Eva Galperin, an expert on tech-enabled domestic abuse at the digital rights group Electronic Frontier Foundation, said that she has seen another case of an abuser using a car app to track a victim’s movements, and that the victim didn’t realize it because she “isn’t the one who has set it up.”
“As far as I know, there are not any guides for how to lock your partner out of your car after you break up,” Galperin said.
Controlling partners have tracked their victims’ cars in the past using GPS devices and Apple AirTags, Galperin said, but connected car apps offer new opportunities for harassment.
A San Francisco man used his remote access to the Tesla Model X SUV he and his wife owned to harass her after they separated, according to a lawsuit she filed anonymously in San Francisco Superior Court in 2020. (Reuters previously reported on the case.)
According to a legal complaint against her husband and Tesla, the car’s lights and horns were activated in a parking garage. On hot days, she would arrive at her car and discover the heat was running so that it was uncomfortably hot, while on cold days, she would find that the air conditioner had been activated from afar. Her husband, she said in court documents, used the location-finding feature on the Tesla to identify her new residence, which she had hoped to keep secret from him.
The woman, who obtained a restraining order against her husband, contacted Tesla numerous times to get her husband’s access to the car revoked – she included some of the emails in legal filings – but was not successful.
Tesla did not respond to a request for comment. In legal filings, Tesla denied responsibility for the harassment; questioned whether it had occurred, based on the husband’s denials; and raised questions about the woman’s reliability. (Some of what she claimed her husband had done, such as turning on songs with disturbing lyrics while she was driving, could not be done via the Tesla app.)
“Virtually every major automobile manufacturer offers a mobile app with similar functions for their customers,” Tesla’s lawyers wrote in a legal filing. “It is illogical and impractical to expect Tesla to monitor every vehicle owner’s mobile app for misuse.”
A judge dismissed Tesla from the case, stating that it would be “onerous” to expect car manufacturers to determine which claims of app abuse were legitimate.
Katie Ray-Jones, the CEO of the National Domestic Violence Hotline, said abusive partners used a wide variety of internet-connected devices – from laptops to smart home products – to track and harass their victims. Technology that keep tabs on a person’s movements is of particular concern to domestic violence shelters, she said, because they “try to keep the shelter location confidential.”

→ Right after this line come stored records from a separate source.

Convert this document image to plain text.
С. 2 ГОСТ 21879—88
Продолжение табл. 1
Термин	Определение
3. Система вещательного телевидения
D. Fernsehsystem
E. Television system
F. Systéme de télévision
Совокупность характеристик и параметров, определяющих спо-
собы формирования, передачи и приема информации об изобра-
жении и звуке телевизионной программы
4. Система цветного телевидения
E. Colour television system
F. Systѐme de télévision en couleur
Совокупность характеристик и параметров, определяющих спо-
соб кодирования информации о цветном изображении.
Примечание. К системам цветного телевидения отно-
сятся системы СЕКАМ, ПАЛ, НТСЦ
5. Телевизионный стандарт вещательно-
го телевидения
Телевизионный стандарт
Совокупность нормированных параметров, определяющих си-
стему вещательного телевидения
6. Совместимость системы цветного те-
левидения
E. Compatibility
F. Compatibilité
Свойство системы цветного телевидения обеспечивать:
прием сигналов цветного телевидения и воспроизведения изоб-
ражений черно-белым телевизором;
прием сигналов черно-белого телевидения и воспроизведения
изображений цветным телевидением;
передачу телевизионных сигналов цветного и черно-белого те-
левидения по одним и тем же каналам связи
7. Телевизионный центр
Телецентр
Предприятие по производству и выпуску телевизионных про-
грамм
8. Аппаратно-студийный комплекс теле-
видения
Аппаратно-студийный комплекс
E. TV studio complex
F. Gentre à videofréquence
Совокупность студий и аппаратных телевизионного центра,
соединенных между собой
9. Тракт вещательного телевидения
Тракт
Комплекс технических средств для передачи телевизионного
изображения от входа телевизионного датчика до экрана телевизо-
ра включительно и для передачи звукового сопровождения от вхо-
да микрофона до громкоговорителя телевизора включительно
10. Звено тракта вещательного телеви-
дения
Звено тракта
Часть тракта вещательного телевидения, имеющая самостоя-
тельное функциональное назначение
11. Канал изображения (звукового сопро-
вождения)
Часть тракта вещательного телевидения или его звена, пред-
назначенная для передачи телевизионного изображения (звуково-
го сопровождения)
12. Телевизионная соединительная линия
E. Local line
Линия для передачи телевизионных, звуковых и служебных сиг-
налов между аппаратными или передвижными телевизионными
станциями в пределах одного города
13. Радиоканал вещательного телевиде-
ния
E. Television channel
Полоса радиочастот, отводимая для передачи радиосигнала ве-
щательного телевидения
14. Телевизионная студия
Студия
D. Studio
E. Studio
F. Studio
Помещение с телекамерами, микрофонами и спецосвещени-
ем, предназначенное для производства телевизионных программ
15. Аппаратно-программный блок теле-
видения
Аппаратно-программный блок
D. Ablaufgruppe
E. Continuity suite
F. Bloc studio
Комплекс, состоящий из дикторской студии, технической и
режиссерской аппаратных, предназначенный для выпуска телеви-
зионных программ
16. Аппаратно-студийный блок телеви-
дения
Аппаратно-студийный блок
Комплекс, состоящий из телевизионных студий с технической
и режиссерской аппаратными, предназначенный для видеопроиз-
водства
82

As a preventive measure, Ray-Jones encourages people in relationships to have equal access to technologies used to control their homes and belongings.

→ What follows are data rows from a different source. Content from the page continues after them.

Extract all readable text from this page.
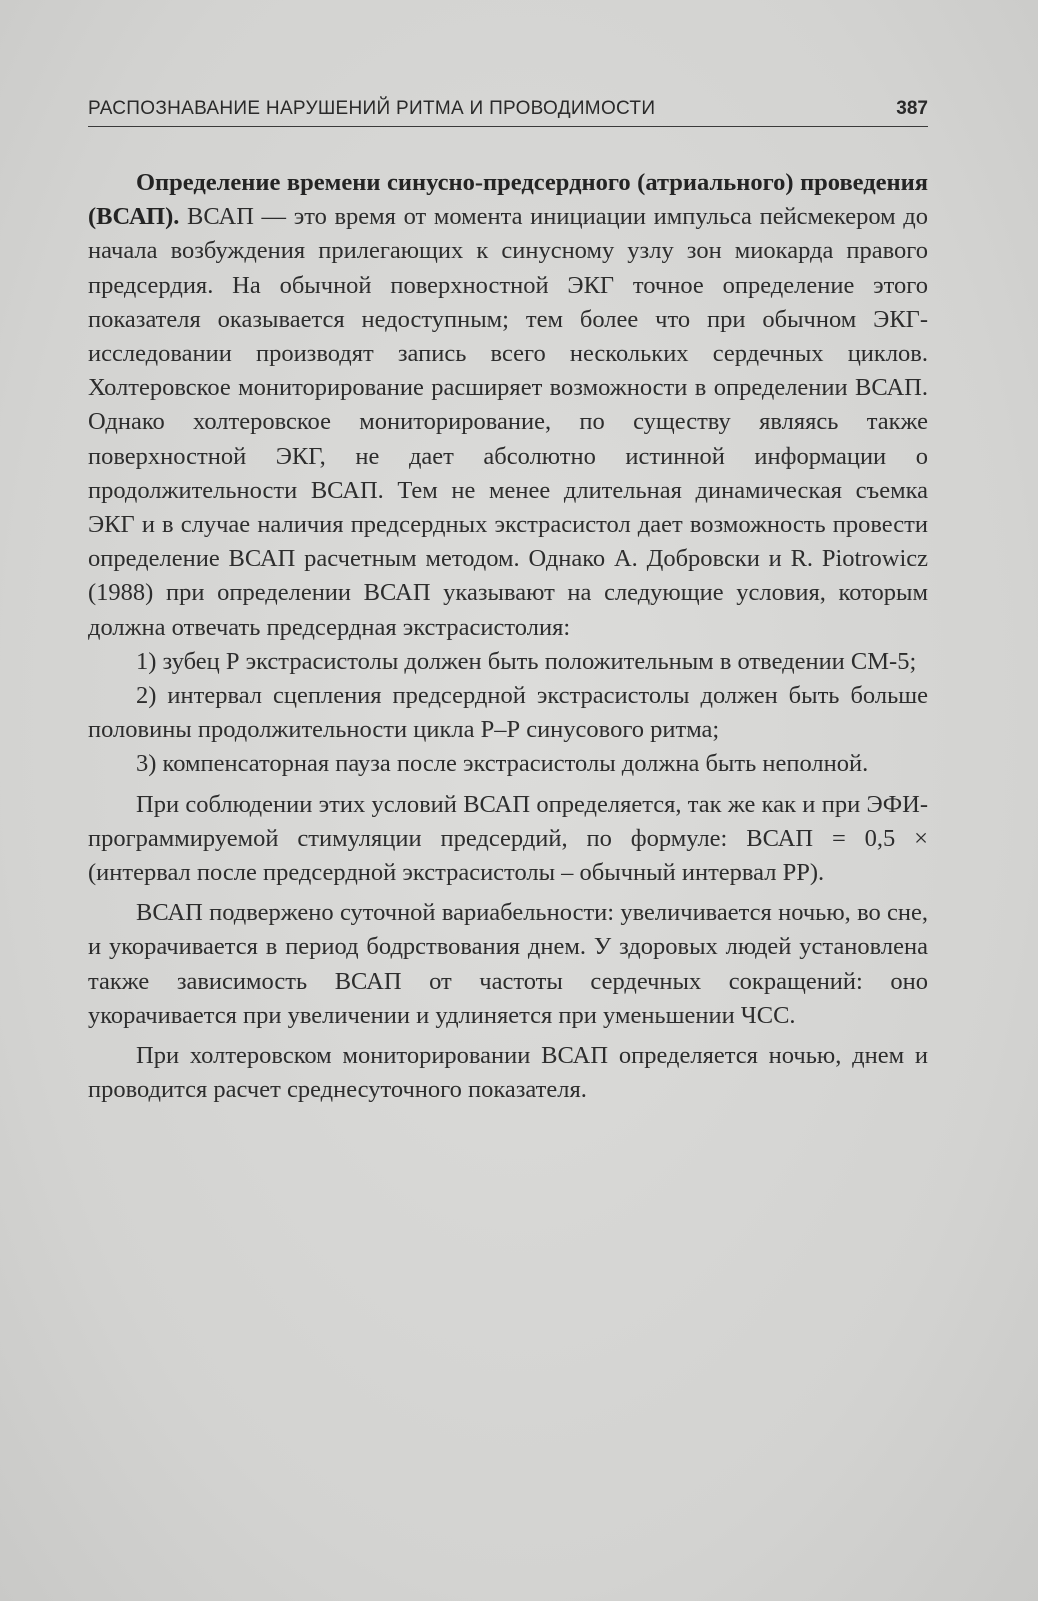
РАСПОЗНАВАНИЕ НАРУШЕНИЙ РИТМА И ПРОВОДИМОСТИ	387

Определение времени синусно-предсердного (атриального) проведения (ВСАП). ВСАП — это время от момента инициации импульса пейсмекером до начала возбуждения прилегающих к синусному узлу зон миокарда правого предсердия. На обычной поверхностной ЭКГ точное определение этого показателя оказывается недоступным; тем более что при обычном ЭКГ-исследовании производят запись всего нескольких сердечных циклов. Холтеровское мониторирование расширяет возможности в определении ВСАП. Однако холтеровское мониторирование, по существу являясь также поверхностной ЭКГ, не дает абсолютно истинной информации о продолжительности ВСАП. Тем не менее длительная динамическая съемка ЭКГ и в случае наличия предсердных экстрасистол дает возможность провести определение ВСАП расчетным методом. Однако А. Добровски и R. Piotrowicz (1988) при определении ВСАП указывают на следующие условия, которым должна отвечать предсердная экстрасистолия:

1) зубец Р экстрасистолы должен быть положительным в отведении СМ-5;

2) интервал сцепления предсердной экстрасистолы должен быть больше половины продолжительности цикла Р–Р синусового ритма;

3) компенсаторная пауза после экстрасистолы должна быть неполной.

При соблюдении этих условий ВСАП определяется, так же как и при ЭФИ-программируемой стимуляции предсердий, по формуле: ВСАП = 0,5 × (интервал после предсердной экстрасистолы – обычный интервал РР).

ВСАП подвержено суточной вариабельности: увеличивается ночью, во сне, и укорачивается в период бодрствования днем. У здоровых людей установлена также зависимость ВСАП от частоты сердечных сокращений: оно укорачивается при увеличении и удлиняется при уменьшении ЧСС.

При холтеровском мониторировании ВСАП определяется ночью, днем и проводится расчет среднесуточного показателя.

“If there’s an app that is controlling your automobile, you both need to have access to that,” she said.
Adam Dodge, a former family law attorney turned digital safety trainer, called car app stalking “a blind spot for victims and automakers.”

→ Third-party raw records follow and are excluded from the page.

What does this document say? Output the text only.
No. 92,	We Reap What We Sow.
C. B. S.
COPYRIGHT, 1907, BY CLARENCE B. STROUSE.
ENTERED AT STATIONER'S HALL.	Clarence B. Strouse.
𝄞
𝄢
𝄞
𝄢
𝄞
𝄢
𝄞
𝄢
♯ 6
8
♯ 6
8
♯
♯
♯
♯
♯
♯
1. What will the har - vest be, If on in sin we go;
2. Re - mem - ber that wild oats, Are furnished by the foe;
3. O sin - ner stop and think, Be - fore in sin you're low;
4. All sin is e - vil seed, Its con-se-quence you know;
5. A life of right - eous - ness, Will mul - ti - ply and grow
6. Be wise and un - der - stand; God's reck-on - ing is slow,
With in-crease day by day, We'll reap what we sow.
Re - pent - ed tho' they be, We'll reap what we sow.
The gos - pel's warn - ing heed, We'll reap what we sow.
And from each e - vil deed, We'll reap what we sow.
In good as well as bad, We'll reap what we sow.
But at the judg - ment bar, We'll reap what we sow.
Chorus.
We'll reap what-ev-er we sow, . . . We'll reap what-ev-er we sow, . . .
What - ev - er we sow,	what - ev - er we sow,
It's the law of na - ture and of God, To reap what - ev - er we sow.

“Most victims I’ve talked to are wholly unaware that the car they rely on is app-connected in the first place,” he said. “They can’t address threats they don’t know are there.”
As a possible solution to the problem, he and other domestic violence experts pointed to the Safe Connections Act, a recent federal law that allows victims of domestic abuse to easily sever their phone from accounts shared with their abusers. A similar law should extend to cars, Dodge said, allowing people with protective orders from a court to easily cut off an abuser’s digital access to their car.
“Having access to a car for a victim is a lifeline,” he said. “No victim should have to make the choice between being stalked by the car or having no car. But that’s the crossroads many of them find themselves at.”